11 [14] The BCCSA has often held that it will not lightly find a contravention of clause 35 of the Code. As the Tribunal remarked in D Grove v e-tv 15

Yet it has constantly been our approach to clause 35 (clause 3 in the previous Code) that only in cases where it is absolutely clear that there was unfair comment on a matter of public importance would we find against a broadcaster under this clause. Balance and fairness are difficult aims to meet, and so, in order not to stifle freedom of expression, in cases where doubt exists we would rather come to the finding that a programme has not contravened this clause of the code, than stifle debate and free speech, even though such speech may not be wholly sensitive or balanced.

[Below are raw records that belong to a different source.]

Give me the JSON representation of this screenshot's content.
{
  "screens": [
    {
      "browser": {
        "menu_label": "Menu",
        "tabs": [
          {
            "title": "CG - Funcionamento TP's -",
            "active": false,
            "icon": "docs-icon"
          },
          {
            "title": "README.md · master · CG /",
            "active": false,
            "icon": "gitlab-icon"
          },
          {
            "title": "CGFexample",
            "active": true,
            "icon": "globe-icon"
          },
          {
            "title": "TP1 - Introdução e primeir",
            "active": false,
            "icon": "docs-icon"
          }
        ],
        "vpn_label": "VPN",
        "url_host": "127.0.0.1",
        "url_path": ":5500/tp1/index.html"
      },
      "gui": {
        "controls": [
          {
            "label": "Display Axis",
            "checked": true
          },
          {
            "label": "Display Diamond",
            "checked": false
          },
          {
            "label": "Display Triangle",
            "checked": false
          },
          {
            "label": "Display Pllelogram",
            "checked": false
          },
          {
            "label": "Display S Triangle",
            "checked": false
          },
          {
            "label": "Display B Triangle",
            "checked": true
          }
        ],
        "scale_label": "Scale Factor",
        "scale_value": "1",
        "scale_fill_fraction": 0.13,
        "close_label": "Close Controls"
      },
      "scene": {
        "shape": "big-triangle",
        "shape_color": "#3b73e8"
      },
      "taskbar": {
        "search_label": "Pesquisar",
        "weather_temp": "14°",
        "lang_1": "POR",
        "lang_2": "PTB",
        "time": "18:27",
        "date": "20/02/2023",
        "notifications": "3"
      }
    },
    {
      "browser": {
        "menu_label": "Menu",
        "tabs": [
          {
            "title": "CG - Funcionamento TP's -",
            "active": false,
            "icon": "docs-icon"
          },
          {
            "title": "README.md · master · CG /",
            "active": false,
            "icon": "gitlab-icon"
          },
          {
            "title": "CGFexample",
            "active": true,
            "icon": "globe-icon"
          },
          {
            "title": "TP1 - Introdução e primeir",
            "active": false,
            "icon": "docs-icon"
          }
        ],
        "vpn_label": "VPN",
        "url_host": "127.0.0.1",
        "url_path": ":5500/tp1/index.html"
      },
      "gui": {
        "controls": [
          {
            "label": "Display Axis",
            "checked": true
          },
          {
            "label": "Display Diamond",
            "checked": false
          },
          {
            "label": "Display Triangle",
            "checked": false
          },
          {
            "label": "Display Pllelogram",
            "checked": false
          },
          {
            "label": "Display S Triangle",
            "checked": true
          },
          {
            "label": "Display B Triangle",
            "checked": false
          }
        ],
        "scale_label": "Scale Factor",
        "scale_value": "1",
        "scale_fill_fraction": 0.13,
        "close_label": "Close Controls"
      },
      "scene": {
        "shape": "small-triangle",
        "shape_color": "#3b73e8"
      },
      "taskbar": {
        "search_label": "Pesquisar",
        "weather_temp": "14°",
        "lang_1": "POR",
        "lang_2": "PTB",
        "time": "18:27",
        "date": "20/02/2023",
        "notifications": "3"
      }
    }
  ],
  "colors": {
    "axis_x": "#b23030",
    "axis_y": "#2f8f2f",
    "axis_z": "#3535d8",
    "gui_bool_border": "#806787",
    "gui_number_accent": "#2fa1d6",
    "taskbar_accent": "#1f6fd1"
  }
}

[15] MXit finally argued that Carte Blanche should, as required by clause 36 of the Code, have presented "opposing points of view, for example, those of satisfied MXit users and/or their parents." I am satisfied that by having included the comments of a representative of MXit, clause 36 was complied with. There is no duty on a broadcaster to add favourable comments when it has already complied with the basic tenets of the Code. In any event Heunis' views, as the official representative of MXit, were broadcast; he was afforded the opportunity to explain how popular MXit is with the public; to comment on the request by Frances' "friend" that she "go public"; to describe the terms of use of MXit where users log in for the first time, and also each time they enter a chat room; and to explain that there are a number of players who are involved in deciding how abuses of the technology might be curbed, such as "the individual, … the parent, … the technology company."

In the result we could find no contravention of the Broadcasting Code.

JCW VAN ROOYEN SC 18 December 2006 CHAIRPERSON

Commissioner Lötter and ad hoc Commissioner Mokoena-Msiza concurred in the judgment of the Chairperson.

15 D Grové vs e-tv, Case No: 2004/29 at para [14].